In many ways, our climb is similar to disability and special needs parenting. It’s difficult, treacherous, and requires a lot of energy and mental fortitude. It requires evaluating what is needed to be long-term caregivers and advocates. We need equipment, sustenance, and a plan.

What about caring for ourselves to know what we need or actively equipping ourselves with the right equipment (God’s word, friends, support)? Do we take the time after various experiences with our kids to evaluate what went well, what was beautiful in that experience, and what we would have done differently?

Throughout our “climb,” it was important to pay attention to the guides, the signs, and those more experienced. It’s the same with this special needs journey. Don’t forget to reach out to those who may be a little further ahead in the journey. That’s where Sara, Amy, and I want to be an encouragement, support, and help. We can’t say this enough.
Don’t walk the journey alone.

How often do we take the time to connect with others along the way, sharing our experiences, the highs and the lows?

Notice I didn’t say we are experts. You are the expert on your child! We are the experts on our own. Although our children might have quite different diagnoses, we have shared experiences, similar emotions, stories of times we fell and scraped ourselves and victorious overcoming. Suffering speaks a common language. Be willing to be vulnerable, to open up and share your story with someone else; you’ll never know the connection you can find.

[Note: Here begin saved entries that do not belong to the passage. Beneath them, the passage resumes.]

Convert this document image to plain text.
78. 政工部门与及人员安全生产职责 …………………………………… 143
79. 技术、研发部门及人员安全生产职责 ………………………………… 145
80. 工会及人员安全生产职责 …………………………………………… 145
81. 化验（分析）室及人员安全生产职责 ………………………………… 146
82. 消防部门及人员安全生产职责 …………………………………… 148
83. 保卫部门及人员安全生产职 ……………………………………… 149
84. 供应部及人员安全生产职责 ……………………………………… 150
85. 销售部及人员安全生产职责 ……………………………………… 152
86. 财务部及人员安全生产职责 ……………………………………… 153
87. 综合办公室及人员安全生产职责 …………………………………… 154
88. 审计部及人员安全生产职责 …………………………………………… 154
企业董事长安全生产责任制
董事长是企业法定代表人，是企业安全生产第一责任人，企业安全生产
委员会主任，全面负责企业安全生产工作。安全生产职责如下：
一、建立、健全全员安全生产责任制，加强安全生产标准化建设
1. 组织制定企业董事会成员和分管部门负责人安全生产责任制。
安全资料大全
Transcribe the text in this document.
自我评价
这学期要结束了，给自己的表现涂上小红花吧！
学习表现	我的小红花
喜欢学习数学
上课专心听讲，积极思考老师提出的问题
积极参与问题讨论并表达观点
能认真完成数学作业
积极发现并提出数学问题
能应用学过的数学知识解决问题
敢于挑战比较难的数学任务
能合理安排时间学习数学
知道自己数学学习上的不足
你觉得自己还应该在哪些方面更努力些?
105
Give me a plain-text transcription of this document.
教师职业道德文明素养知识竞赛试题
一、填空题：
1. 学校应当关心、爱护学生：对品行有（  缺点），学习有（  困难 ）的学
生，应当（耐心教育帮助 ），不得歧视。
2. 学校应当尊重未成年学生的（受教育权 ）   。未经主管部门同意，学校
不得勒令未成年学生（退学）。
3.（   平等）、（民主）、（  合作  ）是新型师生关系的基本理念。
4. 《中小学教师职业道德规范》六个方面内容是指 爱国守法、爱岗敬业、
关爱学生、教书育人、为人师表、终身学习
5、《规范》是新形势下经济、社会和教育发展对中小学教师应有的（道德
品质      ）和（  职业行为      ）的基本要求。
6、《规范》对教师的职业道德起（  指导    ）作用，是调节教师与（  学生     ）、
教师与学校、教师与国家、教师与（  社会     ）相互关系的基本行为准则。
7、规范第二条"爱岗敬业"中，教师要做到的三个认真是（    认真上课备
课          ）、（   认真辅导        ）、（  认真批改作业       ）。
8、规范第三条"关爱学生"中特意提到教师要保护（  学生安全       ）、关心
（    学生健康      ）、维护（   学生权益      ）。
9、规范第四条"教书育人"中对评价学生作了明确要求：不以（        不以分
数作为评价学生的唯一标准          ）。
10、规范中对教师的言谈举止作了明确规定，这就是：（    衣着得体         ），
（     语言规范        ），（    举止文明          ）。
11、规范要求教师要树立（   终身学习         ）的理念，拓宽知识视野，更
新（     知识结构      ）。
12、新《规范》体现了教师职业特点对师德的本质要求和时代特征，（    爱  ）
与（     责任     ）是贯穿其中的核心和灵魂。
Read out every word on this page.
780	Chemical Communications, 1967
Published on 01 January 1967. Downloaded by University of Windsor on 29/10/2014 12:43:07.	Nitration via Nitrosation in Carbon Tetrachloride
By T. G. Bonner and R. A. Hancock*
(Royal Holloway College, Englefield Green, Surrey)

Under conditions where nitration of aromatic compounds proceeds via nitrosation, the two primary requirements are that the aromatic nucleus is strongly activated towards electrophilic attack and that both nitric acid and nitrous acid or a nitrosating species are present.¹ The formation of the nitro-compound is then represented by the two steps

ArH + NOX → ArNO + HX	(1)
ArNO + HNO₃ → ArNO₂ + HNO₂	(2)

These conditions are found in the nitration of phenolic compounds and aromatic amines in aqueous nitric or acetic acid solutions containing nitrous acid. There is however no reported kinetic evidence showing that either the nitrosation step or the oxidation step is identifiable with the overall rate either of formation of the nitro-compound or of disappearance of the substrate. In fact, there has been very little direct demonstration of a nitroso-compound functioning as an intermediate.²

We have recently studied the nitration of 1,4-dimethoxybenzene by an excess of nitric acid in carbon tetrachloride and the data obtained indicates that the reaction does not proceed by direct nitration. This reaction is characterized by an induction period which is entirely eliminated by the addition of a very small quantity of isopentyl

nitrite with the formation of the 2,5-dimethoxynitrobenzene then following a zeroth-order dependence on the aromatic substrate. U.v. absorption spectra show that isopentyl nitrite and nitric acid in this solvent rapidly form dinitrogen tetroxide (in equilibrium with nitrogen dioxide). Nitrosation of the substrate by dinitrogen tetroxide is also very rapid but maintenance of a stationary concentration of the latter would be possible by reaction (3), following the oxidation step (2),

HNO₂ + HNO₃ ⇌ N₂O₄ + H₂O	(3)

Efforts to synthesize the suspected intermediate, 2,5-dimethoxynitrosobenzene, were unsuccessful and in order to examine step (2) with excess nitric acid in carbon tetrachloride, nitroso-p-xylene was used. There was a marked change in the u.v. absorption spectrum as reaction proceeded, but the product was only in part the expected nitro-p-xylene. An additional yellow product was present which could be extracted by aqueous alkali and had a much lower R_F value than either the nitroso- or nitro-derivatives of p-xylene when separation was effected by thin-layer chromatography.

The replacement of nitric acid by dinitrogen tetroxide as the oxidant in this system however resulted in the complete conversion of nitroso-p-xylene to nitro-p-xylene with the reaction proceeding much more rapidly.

Lastly, how often do we approach this journey like I approached the mountain? Get through the pain. Conquer the task. Don’t stop to look at the views. Often, we forget to truly see the people around us – our families, spouses, and children. Our child is a task, a caregiving requirement to be completed, or a problem to fix. 

We often forget to appreciate the beauty in the middle of the rocks, gravel, sweat, and tears. 

Don’t forget to look for the beauty. Remember you’re planting seeds – seeds that have the potential to grow, flourish, and bring beauty to the world around you.